Reputation: 164
I am trying to write spark dataframe to s3 using pysparkn and spark-csv using following code
df1.filter( df1['y'] == 2)\
.withColumnRenamed("x",'a')\
.select("a","b","c")\
.write\
.format('com.databricks.spark.csv')\
.options(header="true")\
.options(codec="org.apache.hadoop.io.compress.BZip2Codec")\
.save('s3://bucket/abc/output")
but, I am getting error that "output dir already exists", i am sure that output dir does not exist before job started, i tried running with different output dir name but write is still failing.
If i look at s3 bucket after job failed, i found that there are few part file are written by spark but when it try to write more it is failing, script running fine locally, I am using 10 spark executor on aws cluster. Does anyone have any idea what is wrong with this code ?
Upvotes: 1
Views: 1805
Reputation: 36
Try to use below code it should fix the problem.

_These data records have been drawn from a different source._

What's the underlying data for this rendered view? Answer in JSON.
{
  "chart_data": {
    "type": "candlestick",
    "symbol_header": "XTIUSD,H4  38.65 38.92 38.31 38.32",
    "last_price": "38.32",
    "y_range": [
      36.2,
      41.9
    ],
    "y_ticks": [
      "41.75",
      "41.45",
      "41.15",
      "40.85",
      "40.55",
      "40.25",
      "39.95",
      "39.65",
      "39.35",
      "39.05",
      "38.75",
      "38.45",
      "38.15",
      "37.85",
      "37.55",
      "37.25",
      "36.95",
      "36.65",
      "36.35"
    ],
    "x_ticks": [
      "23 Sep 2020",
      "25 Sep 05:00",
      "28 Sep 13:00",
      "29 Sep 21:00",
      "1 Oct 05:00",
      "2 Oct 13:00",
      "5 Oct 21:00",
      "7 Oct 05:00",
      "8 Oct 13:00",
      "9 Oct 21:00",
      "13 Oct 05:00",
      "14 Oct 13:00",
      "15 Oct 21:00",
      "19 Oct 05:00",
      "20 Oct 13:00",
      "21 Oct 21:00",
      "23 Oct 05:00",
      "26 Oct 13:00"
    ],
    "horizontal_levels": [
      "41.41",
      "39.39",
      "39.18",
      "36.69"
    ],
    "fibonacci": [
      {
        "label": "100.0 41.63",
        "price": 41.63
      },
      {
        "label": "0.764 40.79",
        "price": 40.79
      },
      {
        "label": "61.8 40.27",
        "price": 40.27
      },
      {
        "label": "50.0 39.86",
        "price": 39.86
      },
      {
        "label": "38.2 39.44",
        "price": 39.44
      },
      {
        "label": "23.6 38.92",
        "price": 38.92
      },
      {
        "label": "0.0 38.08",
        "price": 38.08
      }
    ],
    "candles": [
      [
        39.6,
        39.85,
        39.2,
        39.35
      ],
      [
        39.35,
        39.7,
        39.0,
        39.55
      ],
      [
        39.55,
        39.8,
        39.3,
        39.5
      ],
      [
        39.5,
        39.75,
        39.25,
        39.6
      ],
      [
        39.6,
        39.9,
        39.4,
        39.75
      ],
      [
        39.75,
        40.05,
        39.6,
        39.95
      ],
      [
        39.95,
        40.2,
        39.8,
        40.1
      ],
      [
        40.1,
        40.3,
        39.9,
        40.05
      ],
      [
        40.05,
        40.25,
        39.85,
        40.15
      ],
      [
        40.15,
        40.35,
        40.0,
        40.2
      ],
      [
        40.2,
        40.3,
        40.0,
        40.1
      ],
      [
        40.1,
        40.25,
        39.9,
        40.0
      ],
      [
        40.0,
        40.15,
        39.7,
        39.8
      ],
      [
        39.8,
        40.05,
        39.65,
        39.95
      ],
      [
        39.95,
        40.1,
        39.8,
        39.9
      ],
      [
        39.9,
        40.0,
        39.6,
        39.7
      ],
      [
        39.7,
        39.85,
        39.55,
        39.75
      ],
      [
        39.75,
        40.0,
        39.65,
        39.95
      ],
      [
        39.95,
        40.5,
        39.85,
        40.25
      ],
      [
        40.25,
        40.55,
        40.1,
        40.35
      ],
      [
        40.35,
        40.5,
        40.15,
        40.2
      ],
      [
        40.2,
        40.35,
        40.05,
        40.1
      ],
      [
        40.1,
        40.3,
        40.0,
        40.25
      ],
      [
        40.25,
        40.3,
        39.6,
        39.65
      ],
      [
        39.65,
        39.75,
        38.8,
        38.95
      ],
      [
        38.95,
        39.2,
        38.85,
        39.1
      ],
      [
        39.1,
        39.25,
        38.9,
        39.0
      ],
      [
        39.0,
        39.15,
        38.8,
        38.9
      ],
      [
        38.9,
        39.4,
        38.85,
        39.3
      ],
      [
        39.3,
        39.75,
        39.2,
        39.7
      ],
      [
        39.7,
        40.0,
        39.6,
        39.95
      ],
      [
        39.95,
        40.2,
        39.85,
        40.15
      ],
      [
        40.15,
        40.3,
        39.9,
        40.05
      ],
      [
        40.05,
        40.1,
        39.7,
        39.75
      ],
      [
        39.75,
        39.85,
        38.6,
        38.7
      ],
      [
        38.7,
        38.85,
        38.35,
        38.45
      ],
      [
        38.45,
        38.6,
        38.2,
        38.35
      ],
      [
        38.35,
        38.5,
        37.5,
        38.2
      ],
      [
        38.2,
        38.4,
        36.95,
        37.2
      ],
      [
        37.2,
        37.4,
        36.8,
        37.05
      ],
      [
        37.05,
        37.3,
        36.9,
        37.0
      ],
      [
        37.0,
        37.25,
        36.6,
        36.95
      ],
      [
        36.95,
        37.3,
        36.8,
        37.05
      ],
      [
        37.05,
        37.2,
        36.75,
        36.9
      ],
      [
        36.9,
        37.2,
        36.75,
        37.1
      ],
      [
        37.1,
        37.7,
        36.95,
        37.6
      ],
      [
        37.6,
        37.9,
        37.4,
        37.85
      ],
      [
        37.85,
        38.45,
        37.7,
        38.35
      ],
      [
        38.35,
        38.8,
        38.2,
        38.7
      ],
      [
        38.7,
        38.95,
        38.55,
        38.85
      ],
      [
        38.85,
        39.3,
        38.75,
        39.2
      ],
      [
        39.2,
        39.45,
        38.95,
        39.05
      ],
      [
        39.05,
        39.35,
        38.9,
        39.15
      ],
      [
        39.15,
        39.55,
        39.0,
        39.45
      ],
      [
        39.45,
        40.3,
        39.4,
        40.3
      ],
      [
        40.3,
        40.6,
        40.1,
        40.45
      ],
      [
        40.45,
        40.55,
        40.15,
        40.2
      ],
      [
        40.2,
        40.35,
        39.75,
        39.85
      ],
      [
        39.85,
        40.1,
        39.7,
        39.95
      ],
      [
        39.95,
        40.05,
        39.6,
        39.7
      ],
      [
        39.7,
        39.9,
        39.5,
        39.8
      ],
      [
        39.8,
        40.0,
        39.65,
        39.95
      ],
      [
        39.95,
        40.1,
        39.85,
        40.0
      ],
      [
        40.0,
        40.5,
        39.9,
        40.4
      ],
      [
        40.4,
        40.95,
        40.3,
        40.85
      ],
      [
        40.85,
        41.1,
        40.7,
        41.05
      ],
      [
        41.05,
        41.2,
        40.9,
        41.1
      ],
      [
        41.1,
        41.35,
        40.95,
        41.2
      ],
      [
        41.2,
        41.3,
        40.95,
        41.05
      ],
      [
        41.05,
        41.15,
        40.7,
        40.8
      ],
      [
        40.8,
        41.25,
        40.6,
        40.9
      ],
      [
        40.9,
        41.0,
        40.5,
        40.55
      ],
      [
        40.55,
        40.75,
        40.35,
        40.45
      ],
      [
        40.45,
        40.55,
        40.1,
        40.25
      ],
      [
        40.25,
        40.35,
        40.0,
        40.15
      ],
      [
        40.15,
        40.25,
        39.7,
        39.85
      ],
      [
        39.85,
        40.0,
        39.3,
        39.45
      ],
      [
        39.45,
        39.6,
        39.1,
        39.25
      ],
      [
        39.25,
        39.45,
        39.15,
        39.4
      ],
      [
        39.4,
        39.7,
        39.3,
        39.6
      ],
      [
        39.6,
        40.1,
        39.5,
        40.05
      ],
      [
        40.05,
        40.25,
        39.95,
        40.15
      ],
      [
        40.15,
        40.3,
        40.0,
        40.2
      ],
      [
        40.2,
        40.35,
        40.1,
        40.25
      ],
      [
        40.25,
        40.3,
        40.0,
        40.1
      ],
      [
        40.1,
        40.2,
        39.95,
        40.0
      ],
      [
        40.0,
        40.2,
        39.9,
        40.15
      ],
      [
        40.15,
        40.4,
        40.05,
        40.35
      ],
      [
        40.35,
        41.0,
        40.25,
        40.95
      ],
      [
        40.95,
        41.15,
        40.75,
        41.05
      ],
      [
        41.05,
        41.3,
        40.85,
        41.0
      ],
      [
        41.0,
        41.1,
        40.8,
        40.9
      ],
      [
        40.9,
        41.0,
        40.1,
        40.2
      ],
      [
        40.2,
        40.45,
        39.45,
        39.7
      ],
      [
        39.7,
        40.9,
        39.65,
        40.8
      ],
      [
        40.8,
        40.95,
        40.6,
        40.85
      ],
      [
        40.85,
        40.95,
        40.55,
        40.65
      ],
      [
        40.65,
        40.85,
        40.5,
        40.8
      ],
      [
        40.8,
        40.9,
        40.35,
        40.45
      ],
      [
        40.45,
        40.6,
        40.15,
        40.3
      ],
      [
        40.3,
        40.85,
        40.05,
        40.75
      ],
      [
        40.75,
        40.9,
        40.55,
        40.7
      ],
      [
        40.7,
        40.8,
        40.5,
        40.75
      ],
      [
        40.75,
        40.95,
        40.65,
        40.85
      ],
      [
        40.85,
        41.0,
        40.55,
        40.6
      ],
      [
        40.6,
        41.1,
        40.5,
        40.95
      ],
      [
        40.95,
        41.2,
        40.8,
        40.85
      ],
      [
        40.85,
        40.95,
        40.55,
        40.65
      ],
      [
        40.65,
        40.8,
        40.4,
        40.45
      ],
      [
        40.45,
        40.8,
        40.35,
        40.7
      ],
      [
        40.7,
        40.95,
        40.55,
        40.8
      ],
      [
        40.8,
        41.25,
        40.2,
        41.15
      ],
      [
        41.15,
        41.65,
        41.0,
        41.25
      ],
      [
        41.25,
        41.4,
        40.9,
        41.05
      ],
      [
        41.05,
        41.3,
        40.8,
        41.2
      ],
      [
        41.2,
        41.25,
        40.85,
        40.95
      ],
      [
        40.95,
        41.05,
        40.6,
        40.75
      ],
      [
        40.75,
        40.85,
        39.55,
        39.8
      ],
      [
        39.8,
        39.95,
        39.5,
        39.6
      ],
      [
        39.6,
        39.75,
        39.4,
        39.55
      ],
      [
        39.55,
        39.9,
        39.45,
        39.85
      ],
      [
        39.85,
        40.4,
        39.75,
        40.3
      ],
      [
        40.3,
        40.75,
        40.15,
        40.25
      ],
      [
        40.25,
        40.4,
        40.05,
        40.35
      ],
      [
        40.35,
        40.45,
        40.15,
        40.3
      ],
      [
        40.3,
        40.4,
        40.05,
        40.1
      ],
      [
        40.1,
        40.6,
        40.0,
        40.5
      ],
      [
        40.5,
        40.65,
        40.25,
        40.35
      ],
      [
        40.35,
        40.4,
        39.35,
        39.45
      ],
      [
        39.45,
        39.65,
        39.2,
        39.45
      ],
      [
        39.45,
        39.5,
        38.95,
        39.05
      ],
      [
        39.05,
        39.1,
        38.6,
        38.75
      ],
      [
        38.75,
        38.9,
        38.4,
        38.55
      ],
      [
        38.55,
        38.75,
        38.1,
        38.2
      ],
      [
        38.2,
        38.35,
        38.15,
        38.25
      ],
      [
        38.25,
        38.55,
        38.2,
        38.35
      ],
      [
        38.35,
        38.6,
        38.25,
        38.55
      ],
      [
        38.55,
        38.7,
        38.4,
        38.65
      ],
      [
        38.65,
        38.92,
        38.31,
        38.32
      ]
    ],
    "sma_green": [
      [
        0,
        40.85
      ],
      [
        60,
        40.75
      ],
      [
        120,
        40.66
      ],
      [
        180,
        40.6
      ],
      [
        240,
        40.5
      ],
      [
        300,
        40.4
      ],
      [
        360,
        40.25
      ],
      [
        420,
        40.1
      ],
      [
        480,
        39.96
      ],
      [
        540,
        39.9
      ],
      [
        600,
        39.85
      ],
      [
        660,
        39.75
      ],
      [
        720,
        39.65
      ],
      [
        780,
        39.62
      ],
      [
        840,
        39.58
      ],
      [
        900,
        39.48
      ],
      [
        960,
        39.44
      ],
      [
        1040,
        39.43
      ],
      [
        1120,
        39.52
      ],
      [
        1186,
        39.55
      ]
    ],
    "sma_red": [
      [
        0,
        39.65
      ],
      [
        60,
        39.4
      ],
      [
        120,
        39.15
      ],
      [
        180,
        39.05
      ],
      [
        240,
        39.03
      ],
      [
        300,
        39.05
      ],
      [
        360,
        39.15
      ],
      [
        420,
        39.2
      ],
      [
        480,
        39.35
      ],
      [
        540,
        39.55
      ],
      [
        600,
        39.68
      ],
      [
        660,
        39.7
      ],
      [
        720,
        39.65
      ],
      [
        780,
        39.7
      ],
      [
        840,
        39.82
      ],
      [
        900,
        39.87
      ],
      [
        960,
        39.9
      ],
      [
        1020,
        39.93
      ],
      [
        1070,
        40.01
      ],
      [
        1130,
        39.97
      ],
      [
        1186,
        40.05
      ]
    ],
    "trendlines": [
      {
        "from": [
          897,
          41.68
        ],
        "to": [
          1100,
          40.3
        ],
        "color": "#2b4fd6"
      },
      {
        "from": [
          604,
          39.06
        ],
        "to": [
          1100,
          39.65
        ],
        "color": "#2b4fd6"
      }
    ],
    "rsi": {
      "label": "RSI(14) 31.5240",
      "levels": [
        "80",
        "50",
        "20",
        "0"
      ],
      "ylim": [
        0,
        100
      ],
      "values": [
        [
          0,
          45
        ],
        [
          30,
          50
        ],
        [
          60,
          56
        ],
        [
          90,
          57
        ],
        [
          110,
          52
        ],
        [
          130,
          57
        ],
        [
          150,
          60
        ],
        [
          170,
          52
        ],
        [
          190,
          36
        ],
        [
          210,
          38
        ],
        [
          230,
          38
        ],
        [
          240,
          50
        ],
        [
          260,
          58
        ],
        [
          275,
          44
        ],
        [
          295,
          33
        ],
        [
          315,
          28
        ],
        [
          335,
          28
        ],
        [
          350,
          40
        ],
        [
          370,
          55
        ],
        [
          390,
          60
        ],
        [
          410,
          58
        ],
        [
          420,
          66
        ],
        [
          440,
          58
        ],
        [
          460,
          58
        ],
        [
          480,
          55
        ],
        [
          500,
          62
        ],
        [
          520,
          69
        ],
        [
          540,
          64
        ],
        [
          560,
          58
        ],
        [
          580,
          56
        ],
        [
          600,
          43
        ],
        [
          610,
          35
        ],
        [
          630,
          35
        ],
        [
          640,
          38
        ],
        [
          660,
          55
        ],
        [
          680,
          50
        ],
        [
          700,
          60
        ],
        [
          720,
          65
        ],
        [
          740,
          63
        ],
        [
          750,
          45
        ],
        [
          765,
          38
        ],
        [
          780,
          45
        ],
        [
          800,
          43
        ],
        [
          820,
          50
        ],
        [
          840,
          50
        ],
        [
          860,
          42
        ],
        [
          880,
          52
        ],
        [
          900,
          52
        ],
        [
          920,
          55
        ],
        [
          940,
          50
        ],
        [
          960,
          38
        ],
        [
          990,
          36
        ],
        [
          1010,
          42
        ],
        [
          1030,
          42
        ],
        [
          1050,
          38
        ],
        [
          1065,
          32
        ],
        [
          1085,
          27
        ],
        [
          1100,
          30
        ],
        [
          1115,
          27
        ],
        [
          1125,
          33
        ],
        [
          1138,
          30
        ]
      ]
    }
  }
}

Internally it uses Hadoop api to check existence of file.Please check logs to executor. You may find something useful.
df1.filter( df1['y'] == 2)\
.withColumnRenamed("x",'a')
.select("a","b","c")
.write
.mode(Overwrite)
.format('com.databricks.spark.csv')
.options(header="true")
.options(codec="org.apache.hadoop.io.compress.BZip2Codec")
.save('s3://bucket/abc/output")
Upvotes: 1